Her mouth, even at this angle, was sensuous and tempting. “I’m counting on you to stroke my ego later.”
“I hope you know how to count to a very high number, Alexander.”
Pierce stepped on the accelerator and laughed.
The restaurant was softly lit, hushed, and came as a complete surprise. She had expected him to bring her to the Sin Pit after the concert. Instead, he’d brought her to The Islander, a restaurant known for its good food, its excellent service, and its very high prices. She didn’t know whether to be impressed or very, very wary.
She was a little of both.
Amanda toyed with her second glass of champagne. The sparkling wine went down with amazing ease and helped to soothe her nerves. She realized that she’d been enjoying herself for most of the evening. Wonder of wonders.
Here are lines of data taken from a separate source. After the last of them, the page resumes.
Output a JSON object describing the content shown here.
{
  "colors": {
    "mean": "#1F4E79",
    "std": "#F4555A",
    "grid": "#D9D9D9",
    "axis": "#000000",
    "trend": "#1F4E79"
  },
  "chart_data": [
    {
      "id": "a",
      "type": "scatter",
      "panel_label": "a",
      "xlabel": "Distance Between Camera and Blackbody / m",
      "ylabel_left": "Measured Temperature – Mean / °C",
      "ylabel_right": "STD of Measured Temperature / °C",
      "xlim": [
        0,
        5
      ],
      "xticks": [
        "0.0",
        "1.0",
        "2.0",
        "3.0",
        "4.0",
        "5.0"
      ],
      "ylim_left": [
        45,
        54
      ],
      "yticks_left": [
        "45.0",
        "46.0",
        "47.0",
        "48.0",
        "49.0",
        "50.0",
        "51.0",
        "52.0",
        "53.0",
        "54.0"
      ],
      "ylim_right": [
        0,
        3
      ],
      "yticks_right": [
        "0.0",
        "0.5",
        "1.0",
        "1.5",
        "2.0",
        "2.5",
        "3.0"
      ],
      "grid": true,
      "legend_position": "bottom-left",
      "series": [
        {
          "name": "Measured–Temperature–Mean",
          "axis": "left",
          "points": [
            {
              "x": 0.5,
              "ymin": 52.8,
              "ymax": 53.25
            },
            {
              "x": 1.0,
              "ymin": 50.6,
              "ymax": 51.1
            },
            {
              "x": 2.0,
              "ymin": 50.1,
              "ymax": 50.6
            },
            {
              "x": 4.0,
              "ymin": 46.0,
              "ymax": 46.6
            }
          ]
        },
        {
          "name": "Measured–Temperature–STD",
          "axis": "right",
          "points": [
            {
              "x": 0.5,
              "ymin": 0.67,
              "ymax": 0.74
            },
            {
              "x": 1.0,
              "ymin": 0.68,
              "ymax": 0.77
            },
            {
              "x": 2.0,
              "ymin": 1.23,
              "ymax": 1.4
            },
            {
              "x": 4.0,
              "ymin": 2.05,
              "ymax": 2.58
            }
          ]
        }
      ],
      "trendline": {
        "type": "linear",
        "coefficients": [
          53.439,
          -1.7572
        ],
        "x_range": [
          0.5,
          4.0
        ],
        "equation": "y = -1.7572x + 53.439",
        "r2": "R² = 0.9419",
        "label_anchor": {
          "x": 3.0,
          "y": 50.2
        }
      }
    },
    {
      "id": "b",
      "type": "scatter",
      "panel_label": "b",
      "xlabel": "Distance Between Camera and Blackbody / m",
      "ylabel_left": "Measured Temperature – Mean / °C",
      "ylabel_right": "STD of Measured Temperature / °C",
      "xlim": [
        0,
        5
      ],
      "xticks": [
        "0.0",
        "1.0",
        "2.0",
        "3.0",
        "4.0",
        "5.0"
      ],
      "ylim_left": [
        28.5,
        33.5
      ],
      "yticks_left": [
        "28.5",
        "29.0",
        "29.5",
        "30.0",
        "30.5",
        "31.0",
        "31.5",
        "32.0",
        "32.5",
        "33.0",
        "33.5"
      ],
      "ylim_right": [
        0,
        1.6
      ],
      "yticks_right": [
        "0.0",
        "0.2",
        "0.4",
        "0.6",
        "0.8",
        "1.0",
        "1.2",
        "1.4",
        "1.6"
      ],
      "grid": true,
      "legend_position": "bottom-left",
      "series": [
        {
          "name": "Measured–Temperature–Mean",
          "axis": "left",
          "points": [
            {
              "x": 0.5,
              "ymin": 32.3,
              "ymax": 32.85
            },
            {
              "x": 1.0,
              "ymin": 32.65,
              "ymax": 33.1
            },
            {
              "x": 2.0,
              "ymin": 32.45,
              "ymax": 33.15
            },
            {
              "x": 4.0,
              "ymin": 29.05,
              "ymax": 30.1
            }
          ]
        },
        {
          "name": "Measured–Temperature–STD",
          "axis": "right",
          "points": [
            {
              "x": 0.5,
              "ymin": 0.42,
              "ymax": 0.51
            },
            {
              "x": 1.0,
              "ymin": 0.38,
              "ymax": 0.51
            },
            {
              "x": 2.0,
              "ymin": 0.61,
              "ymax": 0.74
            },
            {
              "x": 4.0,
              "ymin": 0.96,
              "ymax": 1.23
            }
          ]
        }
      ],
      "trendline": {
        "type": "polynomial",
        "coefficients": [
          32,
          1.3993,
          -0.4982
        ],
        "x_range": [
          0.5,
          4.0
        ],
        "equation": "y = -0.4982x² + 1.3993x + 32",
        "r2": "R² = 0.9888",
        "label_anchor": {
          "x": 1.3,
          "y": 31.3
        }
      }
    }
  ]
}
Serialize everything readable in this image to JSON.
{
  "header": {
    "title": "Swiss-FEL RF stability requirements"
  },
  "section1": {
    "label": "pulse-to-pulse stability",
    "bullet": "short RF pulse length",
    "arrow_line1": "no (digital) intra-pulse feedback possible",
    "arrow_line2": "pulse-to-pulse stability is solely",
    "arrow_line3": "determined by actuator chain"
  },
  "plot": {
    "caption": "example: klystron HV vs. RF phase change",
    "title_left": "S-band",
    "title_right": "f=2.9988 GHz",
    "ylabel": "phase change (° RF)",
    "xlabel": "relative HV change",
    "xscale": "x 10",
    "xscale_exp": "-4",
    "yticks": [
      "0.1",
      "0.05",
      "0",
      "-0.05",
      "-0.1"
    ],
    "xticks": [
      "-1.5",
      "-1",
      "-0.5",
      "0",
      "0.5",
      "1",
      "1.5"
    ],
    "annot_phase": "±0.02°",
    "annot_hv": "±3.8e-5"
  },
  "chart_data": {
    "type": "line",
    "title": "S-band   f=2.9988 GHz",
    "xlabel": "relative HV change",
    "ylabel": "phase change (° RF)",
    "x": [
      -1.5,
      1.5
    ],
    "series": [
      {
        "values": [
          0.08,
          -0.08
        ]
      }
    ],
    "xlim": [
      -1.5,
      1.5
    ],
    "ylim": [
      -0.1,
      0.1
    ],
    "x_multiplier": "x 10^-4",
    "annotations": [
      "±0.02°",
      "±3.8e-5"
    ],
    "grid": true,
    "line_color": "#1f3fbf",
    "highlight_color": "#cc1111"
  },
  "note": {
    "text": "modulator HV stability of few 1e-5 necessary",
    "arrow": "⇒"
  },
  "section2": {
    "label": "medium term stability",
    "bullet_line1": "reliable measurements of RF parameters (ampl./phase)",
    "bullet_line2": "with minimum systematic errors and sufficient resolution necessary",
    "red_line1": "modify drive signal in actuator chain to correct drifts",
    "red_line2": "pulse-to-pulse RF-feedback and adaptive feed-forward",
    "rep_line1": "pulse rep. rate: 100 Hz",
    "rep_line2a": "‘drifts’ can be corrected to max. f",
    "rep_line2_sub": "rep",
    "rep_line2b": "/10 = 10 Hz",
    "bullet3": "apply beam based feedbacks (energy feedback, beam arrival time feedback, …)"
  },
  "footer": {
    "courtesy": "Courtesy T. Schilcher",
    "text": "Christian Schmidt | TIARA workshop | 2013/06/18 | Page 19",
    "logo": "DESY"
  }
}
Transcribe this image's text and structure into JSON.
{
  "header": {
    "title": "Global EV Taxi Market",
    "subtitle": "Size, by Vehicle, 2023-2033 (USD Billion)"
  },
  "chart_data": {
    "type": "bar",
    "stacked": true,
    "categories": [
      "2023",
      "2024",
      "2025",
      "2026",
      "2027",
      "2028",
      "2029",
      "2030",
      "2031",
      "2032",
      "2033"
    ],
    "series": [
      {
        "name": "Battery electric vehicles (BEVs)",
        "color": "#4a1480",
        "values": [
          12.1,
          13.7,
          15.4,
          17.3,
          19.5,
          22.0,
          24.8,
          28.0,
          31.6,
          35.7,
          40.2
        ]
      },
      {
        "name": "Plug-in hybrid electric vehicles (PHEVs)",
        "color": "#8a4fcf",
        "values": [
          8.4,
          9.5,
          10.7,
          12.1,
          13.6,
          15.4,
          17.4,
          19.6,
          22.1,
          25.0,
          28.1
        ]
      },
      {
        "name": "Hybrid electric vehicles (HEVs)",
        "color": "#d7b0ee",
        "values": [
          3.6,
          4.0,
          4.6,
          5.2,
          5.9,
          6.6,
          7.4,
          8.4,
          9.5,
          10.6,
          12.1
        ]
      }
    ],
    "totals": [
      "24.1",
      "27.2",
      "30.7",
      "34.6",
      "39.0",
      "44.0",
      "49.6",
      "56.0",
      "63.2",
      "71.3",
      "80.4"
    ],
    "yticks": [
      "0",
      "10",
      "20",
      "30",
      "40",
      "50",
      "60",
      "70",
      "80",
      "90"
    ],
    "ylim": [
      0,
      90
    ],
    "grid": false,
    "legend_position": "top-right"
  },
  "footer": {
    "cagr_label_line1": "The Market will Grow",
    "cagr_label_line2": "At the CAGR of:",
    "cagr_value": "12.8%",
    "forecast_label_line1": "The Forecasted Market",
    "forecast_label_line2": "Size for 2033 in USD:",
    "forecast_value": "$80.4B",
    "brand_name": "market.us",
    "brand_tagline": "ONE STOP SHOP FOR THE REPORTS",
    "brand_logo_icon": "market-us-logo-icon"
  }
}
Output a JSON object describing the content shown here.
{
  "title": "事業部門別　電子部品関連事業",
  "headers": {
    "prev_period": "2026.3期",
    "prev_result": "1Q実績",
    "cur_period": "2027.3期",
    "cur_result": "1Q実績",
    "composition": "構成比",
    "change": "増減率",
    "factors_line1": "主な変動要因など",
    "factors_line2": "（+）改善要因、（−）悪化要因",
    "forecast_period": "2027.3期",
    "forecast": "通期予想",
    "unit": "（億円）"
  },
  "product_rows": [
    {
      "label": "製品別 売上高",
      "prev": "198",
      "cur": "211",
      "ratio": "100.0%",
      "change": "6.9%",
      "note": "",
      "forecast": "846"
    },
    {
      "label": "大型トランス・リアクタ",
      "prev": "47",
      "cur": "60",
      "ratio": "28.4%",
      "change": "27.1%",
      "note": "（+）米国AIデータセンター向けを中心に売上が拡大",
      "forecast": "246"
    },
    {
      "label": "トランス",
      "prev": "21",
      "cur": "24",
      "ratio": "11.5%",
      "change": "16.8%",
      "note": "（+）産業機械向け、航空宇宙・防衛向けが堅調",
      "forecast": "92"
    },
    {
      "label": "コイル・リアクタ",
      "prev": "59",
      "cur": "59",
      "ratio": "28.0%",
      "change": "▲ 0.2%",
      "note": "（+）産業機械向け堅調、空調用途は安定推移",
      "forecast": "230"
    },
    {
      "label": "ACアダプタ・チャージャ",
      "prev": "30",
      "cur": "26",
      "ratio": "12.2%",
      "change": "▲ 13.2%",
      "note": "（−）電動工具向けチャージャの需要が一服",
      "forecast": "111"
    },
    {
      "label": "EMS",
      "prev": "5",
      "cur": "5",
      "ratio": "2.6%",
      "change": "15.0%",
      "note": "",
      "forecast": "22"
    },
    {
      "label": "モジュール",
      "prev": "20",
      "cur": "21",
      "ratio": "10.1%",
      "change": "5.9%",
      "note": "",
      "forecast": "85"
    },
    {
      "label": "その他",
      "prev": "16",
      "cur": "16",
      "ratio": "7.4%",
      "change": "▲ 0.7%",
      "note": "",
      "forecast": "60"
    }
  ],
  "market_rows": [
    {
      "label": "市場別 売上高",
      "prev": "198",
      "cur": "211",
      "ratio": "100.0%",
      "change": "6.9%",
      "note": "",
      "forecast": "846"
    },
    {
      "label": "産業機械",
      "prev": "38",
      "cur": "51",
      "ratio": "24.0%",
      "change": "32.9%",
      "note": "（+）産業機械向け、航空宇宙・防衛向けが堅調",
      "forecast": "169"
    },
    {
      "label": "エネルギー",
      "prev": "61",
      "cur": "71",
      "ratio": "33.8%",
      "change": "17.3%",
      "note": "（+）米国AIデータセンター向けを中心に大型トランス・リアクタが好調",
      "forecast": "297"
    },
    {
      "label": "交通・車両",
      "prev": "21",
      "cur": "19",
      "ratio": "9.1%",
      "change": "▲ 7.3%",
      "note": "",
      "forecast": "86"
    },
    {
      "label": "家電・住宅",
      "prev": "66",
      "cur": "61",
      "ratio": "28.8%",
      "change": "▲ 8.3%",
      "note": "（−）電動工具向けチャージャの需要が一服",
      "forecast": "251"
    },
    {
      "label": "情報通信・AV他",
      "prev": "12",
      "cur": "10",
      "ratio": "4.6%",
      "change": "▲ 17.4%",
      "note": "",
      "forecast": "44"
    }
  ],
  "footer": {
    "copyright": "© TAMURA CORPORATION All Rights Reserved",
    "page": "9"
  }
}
Who was this man sitting across from her? She’d been so sure she knew at the outset of the evening. Now she was beginning to think she hadn’t a clue.
“I had no idea you liked jazz.”
The light from the candle on their table was trapped in the sphere of her earrings, shining there like tiny moonbeams. He watched, fascinated.
“You didn’t ask.” His voice was slow, measured, flowing like molasses. It coated her completely. “When I was a kid, sometimes I’d sneak out of my grandmother’s house and go listen to the jam sessions that went on at The Club down the river.”
Like a child listening to a bedtime story, Amanda felt herself being drawn in, wanting to know more. “What was the club called?”